On This Week With George Stephanopoulos in July, Holder addressed critics who claimed Obama should be impeached. During the interview, he suggested that some popular nationalist rhetoric was rooted in racism.

“You know, people talking about taking their country back.… There’s a certain racial component to this for some people. I don’t think this is the thing that is a main driver, but for some there’s a racial animus,” Holder said.

“There’s a certain level of vehemence, it seems to me, that’s directed at me [and] directed at the president.”

“Segregation has reoccurred”

During a commencement address in May at Morgan State University, a historically black university in Baltimore, Holder took aim at allegedly “race-neutral policies” that “impede equal opportunity in fact, if not in form.”

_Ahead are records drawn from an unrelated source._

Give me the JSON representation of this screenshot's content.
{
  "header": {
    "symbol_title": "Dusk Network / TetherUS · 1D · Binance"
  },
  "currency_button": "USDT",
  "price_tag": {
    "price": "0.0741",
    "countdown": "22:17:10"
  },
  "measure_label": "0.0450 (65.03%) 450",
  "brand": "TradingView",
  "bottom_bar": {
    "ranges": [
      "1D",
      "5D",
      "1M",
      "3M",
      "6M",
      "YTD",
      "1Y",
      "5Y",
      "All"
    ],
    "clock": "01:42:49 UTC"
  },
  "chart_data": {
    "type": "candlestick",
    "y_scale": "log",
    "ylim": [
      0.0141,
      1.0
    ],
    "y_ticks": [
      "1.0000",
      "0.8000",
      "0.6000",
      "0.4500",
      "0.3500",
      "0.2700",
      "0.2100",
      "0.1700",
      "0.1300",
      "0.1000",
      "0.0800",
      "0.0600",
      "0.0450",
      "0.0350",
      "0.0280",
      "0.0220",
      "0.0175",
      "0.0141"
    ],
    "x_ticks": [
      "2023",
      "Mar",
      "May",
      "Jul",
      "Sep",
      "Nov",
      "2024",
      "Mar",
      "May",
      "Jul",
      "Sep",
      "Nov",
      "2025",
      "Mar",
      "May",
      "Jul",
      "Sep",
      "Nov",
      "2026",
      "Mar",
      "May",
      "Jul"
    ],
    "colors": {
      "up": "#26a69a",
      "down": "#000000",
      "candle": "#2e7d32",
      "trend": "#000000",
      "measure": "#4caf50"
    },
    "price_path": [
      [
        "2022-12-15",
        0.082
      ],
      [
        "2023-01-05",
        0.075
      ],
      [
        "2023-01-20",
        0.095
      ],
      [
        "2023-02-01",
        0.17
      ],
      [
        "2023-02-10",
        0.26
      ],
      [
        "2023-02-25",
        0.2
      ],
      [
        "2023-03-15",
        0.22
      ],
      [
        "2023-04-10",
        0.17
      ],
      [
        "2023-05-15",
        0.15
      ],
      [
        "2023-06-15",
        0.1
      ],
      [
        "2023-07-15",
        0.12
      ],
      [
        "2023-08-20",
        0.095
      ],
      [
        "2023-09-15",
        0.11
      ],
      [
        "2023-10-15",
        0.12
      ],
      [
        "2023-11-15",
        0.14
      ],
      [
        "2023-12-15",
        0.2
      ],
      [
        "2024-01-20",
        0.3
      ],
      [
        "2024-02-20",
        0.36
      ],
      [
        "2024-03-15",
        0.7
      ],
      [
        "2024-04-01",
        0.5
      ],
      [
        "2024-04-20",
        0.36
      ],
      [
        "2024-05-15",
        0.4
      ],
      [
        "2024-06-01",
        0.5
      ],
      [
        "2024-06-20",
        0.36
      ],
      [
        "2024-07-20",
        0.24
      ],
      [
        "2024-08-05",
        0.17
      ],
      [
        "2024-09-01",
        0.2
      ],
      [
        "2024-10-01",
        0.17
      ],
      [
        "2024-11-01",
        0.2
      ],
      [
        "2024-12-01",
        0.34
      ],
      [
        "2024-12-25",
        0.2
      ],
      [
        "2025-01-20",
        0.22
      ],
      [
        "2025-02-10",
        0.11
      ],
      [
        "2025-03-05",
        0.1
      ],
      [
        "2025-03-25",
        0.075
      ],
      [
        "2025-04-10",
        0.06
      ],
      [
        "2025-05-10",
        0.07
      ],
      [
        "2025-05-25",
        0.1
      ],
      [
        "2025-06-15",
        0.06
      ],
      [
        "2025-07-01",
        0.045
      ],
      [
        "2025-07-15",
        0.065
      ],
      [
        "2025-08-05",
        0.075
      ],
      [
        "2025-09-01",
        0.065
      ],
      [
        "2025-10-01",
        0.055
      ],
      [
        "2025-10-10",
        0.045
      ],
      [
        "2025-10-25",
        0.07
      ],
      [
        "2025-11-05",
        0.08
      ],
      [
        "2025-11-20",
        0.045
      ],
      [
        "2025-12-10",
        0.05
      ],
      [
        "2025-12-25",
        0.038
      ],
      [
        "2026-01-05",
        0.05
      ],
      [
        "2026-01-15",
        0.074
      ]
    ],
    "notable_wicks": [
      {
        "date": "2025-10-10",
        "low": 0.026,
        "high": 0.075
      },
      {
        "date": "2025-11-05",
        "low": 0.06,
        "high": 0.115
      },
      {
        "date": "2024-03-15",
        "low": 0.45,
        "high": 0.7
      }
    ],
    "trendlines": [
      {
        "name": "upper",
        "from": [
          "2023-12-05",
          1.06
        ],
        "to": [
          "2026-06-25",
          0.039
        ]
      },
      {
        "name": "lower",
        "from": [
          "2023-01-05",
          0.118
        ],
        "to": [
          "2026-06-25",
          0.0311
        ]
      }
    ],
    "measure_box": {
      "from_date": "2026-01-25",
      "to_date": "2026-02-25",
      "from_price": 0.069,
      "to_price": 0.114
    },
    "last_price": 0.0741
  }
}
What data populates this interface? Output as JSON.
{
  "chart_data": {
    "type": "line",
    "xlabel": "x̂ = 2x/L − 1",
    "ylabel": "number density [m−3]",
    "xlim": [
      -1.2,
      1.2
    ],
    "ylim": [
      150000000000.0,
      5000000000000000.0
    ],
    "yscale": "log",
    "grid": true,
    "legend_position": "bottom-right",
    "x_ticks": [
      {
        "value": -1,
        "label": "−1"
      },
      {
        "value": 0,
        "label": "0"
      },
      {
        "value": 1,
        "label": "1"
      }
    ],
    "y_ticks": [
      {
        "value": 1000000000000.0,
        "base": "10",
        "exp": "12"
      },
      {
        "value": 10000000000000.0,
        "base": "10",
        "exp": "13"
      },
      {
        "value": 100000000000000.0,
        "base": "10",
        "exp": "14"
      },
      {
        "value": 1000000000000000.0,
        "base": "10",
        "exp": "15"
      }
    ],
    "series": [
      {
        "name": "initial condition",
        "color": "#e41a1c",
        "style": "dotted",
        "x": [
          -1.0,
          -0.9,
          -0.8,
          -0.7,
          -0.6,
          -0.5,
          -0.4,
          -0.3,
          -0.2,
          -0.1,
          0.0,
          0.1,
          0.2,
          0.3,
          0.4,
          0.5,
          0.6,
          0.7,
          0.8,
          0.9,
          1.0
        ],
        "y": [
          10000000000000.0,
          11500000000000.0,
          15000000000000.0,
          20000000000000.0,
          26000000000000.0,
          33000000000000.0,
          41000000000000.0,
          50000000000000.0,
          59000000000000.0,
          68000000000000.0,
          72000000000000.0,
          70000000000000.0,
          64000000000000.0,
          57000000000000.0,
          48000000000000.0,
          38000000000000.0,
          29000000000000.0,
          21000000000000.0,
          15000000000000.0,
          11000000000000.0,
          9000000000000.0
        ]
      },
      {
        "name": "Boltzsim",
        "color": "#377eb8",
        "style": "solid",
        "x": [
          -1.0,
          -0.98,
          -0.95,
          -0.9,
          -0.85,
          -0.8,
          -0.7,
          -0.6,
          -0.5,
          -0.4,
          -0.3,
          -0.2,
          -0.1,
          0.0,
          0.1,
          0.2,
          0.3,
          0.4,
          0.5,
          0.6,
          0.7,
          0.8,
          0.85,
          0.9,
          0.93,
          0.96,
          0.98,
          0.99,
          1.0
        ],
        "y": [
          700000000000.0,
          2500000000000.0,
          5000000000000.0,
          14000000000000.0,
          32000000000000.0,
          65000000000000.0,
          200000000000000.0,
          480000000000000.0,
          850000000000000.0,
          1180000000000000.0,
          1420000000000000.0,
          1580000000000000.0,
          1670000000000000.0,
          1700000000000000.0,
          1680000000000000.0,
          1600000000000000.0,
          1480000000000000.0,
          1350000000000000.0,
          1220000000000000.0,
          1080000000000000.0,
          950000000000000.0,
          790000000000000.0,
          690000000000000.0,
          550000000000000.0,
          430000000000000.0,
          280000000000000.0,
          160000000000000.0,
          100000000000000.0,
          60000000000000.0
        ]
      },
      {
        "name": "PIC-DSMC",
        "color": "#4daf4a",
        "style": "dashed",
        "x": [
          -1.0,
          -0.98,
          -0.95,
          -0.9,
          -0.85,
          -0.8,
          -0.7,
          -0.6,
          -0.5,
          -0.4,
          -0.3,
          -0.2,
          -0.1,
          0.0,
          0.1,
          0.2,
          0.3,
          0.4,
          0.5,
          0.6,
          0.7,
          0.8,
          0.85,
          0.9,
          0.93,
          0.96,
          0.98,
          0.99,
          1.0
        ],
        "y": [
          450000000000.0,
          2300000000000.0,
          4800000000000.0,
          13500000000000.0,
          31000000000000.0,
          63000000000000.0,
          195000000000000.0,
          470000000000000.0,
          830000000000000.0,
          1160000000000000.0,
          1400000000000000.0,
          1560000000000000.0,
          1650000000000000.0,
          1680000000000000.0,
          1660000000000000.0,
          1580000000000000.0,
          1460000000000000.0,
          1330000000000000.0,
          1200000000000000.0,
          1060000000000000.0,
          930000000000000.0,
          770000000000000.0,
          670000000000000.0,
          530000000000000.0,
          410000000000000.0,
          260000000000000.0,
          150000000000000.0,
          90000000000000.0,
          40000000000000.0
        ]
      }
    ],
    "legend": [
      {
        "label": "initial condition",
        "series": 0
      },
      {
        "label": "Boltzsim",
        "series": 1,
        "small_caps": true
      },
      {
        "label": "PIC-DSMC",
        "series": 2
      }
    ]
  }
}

“In too many of our school districts, significant divisions persist and segregation has reoccurred—including zero-tolerance school discipline practices that, while well-intentioned and aimed at promoting school safety, affect black males at a rate three times higher than their white peers,” he said.

“We are now a nation of cowards”

This was the speech that started it all. Arguably the most controversial public statements the attorney general made were some of his earliest.

In 2009, at a Department of Justice Black History Month event, Holder told DOJ employees, "Though this nation has proudly thought of itself as an ethnic melting pot, in things racial we have always been, and continue to be, in too many ways, essentially a nation of cowards.”

“On Saturdays and Sundays, America in the year 2009 does not, in some ways, differ significantly from the country that existed some 50 years ago.”

Conservative pundits called the speech “insensitive” and “insulting,” and though he has been hounded for it ever since, Holder defended the remark five years later to ABC News, saying, “I wouldn’t walk away from that speech.”